Aku menatap jarum jam di dinding ruang pernikahan sederhana itu, seakan-akan setiap detiknya menusuk dada. Tangan dinginku meremas ujung gaun putih sewaan yang kebesaran, sementara keringat dingin menetes di pelipisku. Bukan karena gugup akan menikah… tapi karena aku tahu pernikahan ini hanyalah sebuah jebakan.
Aku, Aira, anak seorang pedagang kecil yang bangkrut, sedang menunggu seorang pria yang katanya akan “menyelamatkan” keluargaku. Tapi aku tahu, kata “menyelamatkan” di sini hanyalah kedok lain dari kata “mengikat”.
Pintu terbuka.
Lelaki itu masuk dengan langkah mantap, diiringi dua bodyguard bertubuh besar. Jas hitamnya pas di tubuh tegapnya, dasinya terikat sempurna. Wajahnya… tampan, terlalu tampan untuk disebut manusia biasa, tapi aura dinginnya membuat darahku membeku. Matanya hitam pekat, menatapku seolah aku hanyalah barang yang baru dibelinya.
***
Dialah—Rafael Arsenio. Nama yang sering kudengar dari bisik-bisik orang kampung: mafia, pengendali bisnis gelap, pria yang tak pernah tersenyum kecuali di atas penderitaan orang lain.
“Jadi, ini pengantinku?” suaranya rendah, berat, seperti dentuman petir yang menyalak tiba-tiba.
Tubuhku terpaku di kursi. Aku menelan salivaku. “Bukan… bukan begini seharusnya,” bisikku, hampir tanpa suara.
Rafael mengangkat satu alis. “Apa maksudmu?”
“Aku… aku hanya diminta datang ke sini untuk membicarakan hutang ayahku. Tidak untuk—untuk—” Suaraku patah. Aku bahkan tak sanggup menyebut kata menikah.
Langkahnya menghentak lantai marmer, setiap bunyi seperti mengingatkanku betapa kecilnya diriku dibanding dia. Tangannya yang besar mencengkeram daguku, memaksa wajahku menatapnya.
“Dengar baik-baik, Aira.” Suaranya berbisik, tajam seperti pisau. “Ayahmu berhutang tiga miliar padaku. Aku sudah memberi waktu dua tahun. Dan sekarang, aku ingin jaminan.”
“Aku bisa bekerja! Aku bisa—” Aku protes, suaraku semakin melemah.
“Diam.” Tatapannya menusuk. “Kau tidak punya apa-apa, selain tubuhmu. Jadi mulai hari ini, kau adalah milikku.”

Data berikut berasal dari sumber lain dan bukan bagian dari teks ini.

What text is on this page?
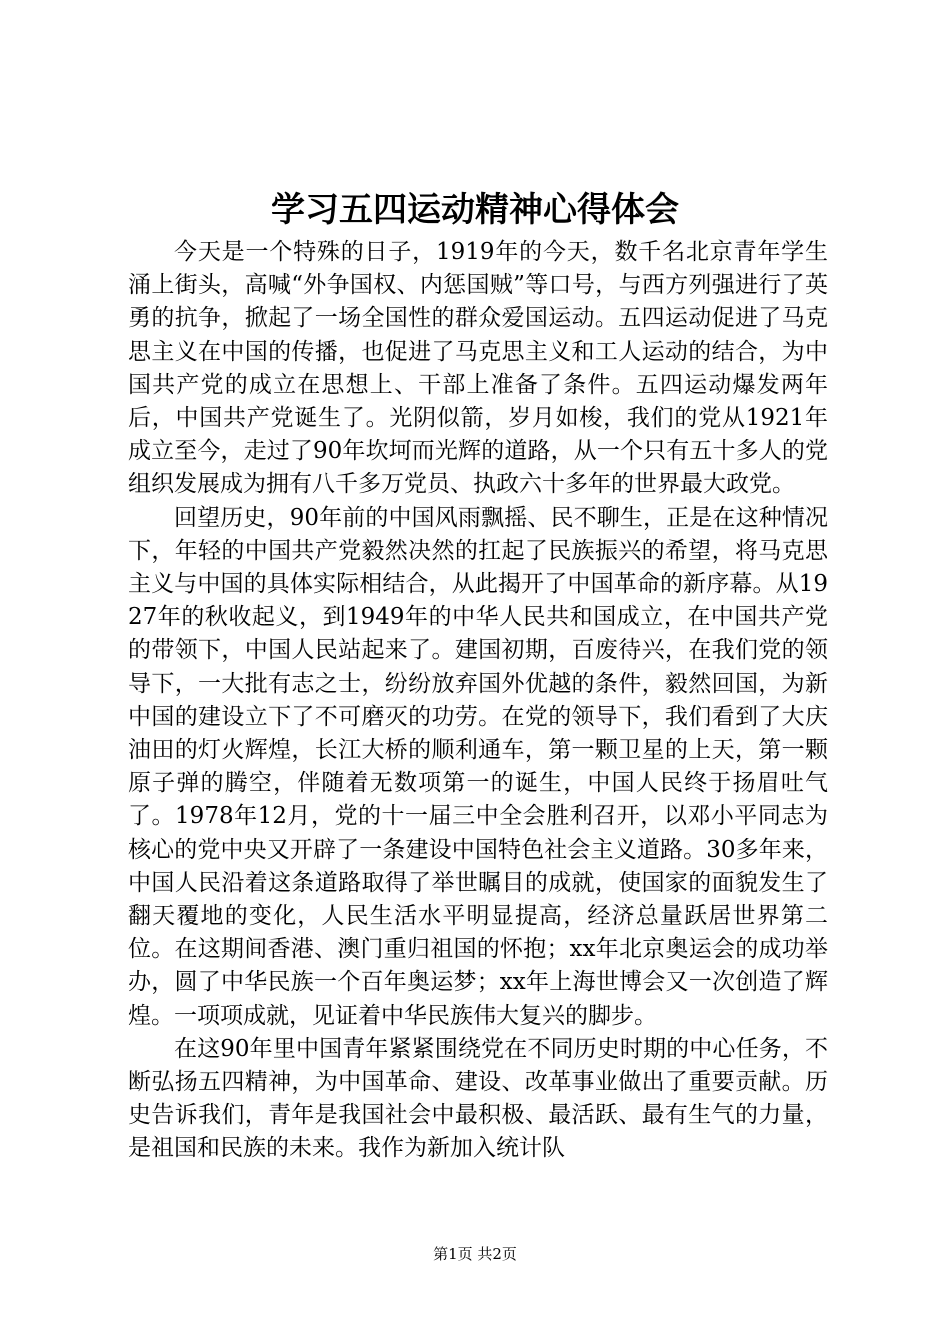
学习五四运动精神心得体会

今天是一个特殊的日子，1919年的今天，数千名北京青年学生涌上街头，高喊“外争国权、内惩国贼”等口号，与西方列强进行了英勇的抗争，掀起了一场全国性的群众爱国运动。五四运动促进了马克思主义在中国的传播，也促进了马克思主义和工人运动的结合，为中国共产党的成立在思想上、干部上准备了条件。五四运动爆发两年后，中国共产党诞生了。光阴似箭，岁月如梭，我们的党从1921年成立至今，走过了90年坎坷而光辉的道路，从一个只有五十多人的党组织发展成为拥有八千多万党员、执政六十多年的世界最大政党。

回望历史，90年前的中国风雨飘摇、民不聊生，正是在这种情况下，年轻的中国共产党毅然决然的扛起了民族振兴的希望，将马克思主义与中国的具体实际相结合，从此揭开了中国革命的新序幕。从1927年的秋收起义，到1949年的中华人民共和国成立，在中国共产党的带领下，中国人民站起来了。建国初期，百废待兴，在我们党的领导下，一大批有志之士，纷纷放弃国外优越的条件，毅然回国，为新中国的建设立下了不可磨灭的功劳。在党的领导下，我们看到了大庆油田的灯火辉煌，长江大桥的顺利通车，第一颗卫星的上天，第一颗原子弹的腾空，伴随着无数项第一的诞生，中国人民终于扬眉吐气了。1978年12月，党的十一届三中全会胜利召开，以邓小平同志为核心的党中央又开辟了一条建设中国特色社会主义道路。30多年来，中国人民沿着这条道路取得了举世瞩目的成就，使国家的面貌发生了翻天覆地的变化，人民生活水平明显提高，经济总量跃居世界第二位。在这期间香港、澳门重归祖国的怀抱；xx年北京奥运会的成功举办，圆了中华民族一个百年奥运梦；xx年上海世博会又一次创造了辉煌。一项项成就，见证着中华民族伟大复兴的脚步。

在这90年里中国青年紧紧围绕党在不同历史时期的中心任务，不断弘扬五四精神，为中国革命、建设、改革事业做出了重要贡献。历史告诉我们，青年是我国社会中最积极、最活跃、最有生气的力量，是祖国和民族的未来。我作为新加入统计队

第1页 共2页
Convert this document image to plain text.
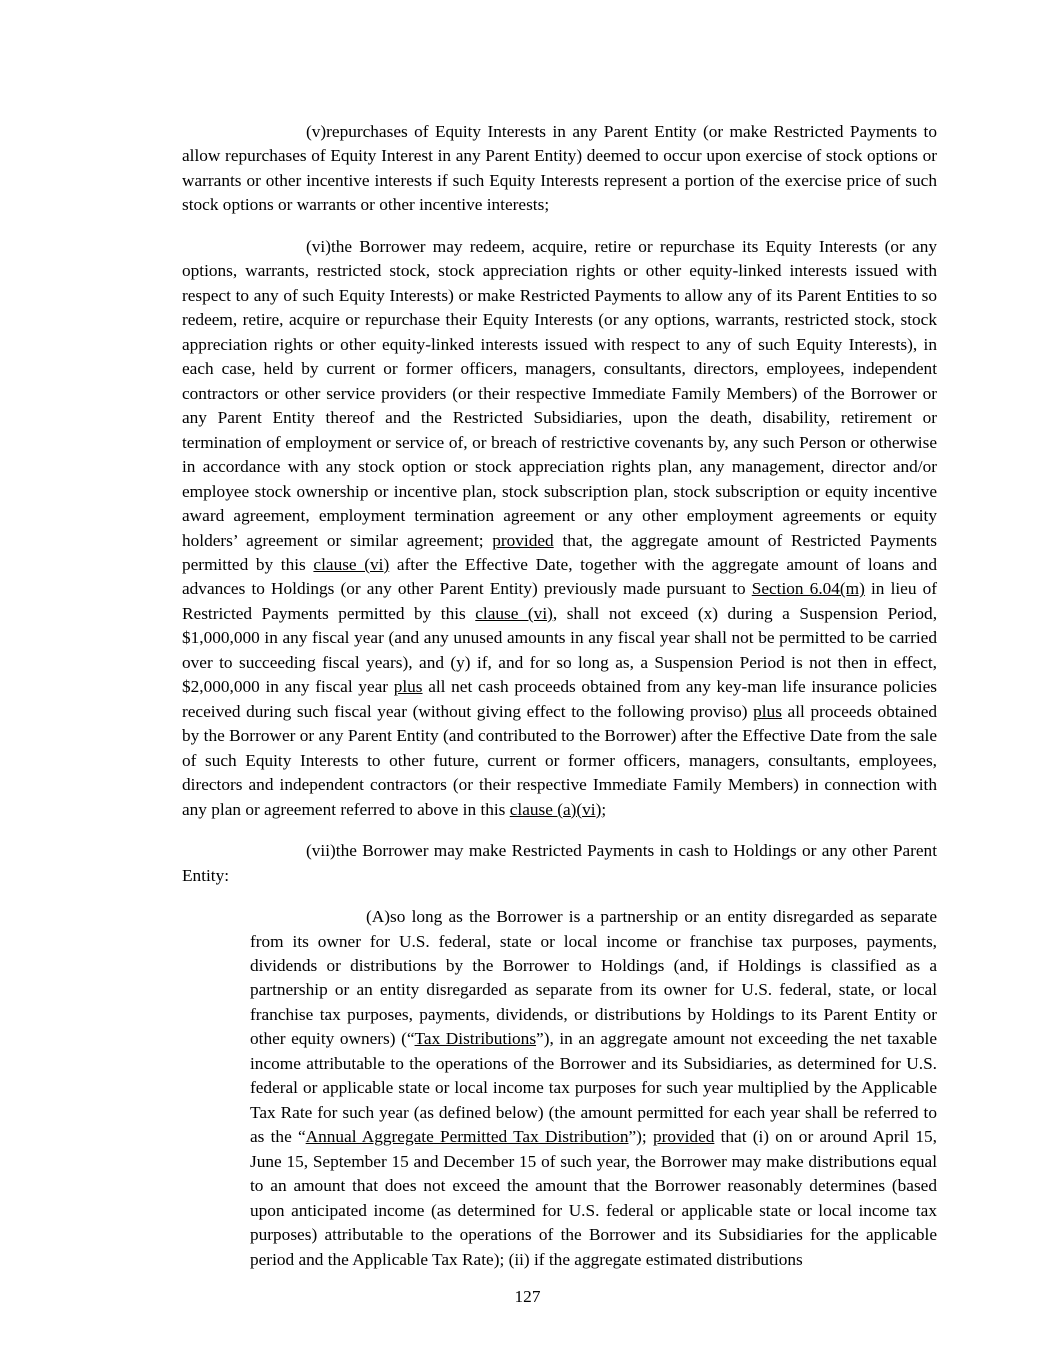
(v)repurchases of Equity Interests in any Parent Entity (or make Restricted Payments to allow repurchases of Equity Interest in any Parent Entity) deemed to occur upon exercise of stock options or warrants or other incentive interests if such Equity Interests represent a portion of the exercise price of such stock options or warrants or other incentive interests;

(vi)the Borrower may redeem, acquire, retire or repurchase its Equity Interests (or any options, warrants, restricted stock, stock appreciation rights or other equity-linked interests issued with respect to any of such Equity Interests) or make Restricted Payments to allow any of its Parent Entities to so redeem, retire, acquire or repurchase their Equity Interests (or any options, warrants, restricted stock, stock appreciation rights or other equity-linked interests issued with respect to any of such Equity Interests), in each case, held by current or former officers, managers, consultants, directors, employees, independent contractors or other service providers (or their respective Immediate Family Members) of the Borrower or any Parent Entity thereof and the Restricted Subsidiaries, upon the death, disability, retirement or termination of employment or service of, or breach of restrictive covenants by, any such Person or otherwise in accordance with any stock option or stock appreciation rights plan, any management, director and/or employee stock ownership or incentive plan, stock subscription plan, stock subscription or equity incentive award agreement, employment termination agreement or any other employment agreements or equity holders’ agreement or similar agreement; provided that, the aggregate amount of Restricted Payments permitted by this clause (vi) after the Effective Date, together with the aggregate amount of loans and advances to Holdings (or any other Parent Entity) previously made pursuant to Section 6.04(m) in lieu of Restricted Payments permitted by this clause (vi), shall not exceed (x) during a Suspension Period, $1,000,000 in any fiscal year (and any unused amounts in any fiscal year shall not be permitted to be carried over to succeeding fiscal years), and (y) if, and for so long as, a Suspension Period is not then in effect, $2,000,000 in any fiscal year plus all net cash proceeds obtained from any key-man life insurance policies received during such fiscal year (without giving effect to the following proviso) plus all proceeds obtained by the Borrower or any Parent Entity (and contributed to the Borrower) after the Effective Date from the sale of such Equity Interests to other future, current or former officers, managers, consultants, employees, directors and independent contractors (or their respective Immediate Family Members) in connection with any plan or agreement referred to above in this clause (a)(vi);

(vii)the Borrower may make Restricted Payments in cash to Holdings or any other Parent Entity:

(A)so long as the Borrower is a partnership or an entity disregarded as separate from its owner for U.S. federal, state or local income or franchise tax purposes, payments, dividends or distributions by the Borrower to Holdings (and, if Holdings is classified as a partnership or an entity disregarded as separate from its owner for U.S. federal, state, or local franchise tax purposes, payments, dividends, or distributions by Holdings to its Parent Entity or other equity owners) (“Tax Distributions”), in an aggregate amount not exceeding the net taxable income attributable to the operations of the Borrower and its Subsidiaries, as determined for U.S. federal or applicable state or local income tax purposes for such year multiplied by the Applicable Tax Rate for such year (as defined below) (the amount permitted for each year shall be referred to as the “Annual Aggregate Permitted Tax Distribution”); provided that (i) on or around April 15, June 15, September 15 and December 15 of such year, the Borrower may make distributions equal to an amount that does not exceed the amount that the Borrower reasonably determines (based upon anticipated income (as determined for U.S. federal or applicable state or local income tax purposes) attributable to the operations of the Borrower and its Subsidiaries for the applicable period and the Applicable Tax Rate); (ii) if the aggregate estimated distributions

127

Air mataku jatuh tanpa bisa kucegah. “Ini gila… aku tidak mencintaimu…”
Sudut bibirnya terangkat, bukan senyum, lebih mirip ejekan. “Cinta? Hah. Aku tidak butuh cintamu. Aku butuh kepatuhanmu. Kau hanya perlu tanda tangan di kontrak pernikahan ini… dan keluargamu selamat.”
Ia melemparkan map hitam di hadapanku. Kertas-kertas berlogo notaris terhampar di meja. Aku menatap tulisan tebal di bagian atas: KONTRAK PERNIKAHAN. Tanganku bergetar. “Tidak… aku tidak bisa.”
***
Dalam sekejap, Rafael mencondongkan tubuhnya, wajahnya begitu dekat hingga aku bisa merasakan hangat napasnya di telingaku. “Kalau begitu… bayarlah dengan nyawa ibumu. Kau mau lihat ibumu mati karena hutang ayahmu?”
Tubuhku lunglai. Nafasku tercekat. Wajah ibu yang pucat di rumah sakit muncul di kepalaku—mesin infus, senyum paksa saat aku menjenguk terakhir kali. “Jangan khawatirkan Ibu, Nak. Ibu hanya ingin kau tetap hidup tenang.” Tenang? Apa beliau tahu aku sedang menyerahkan masa depanku pada seorang iblis?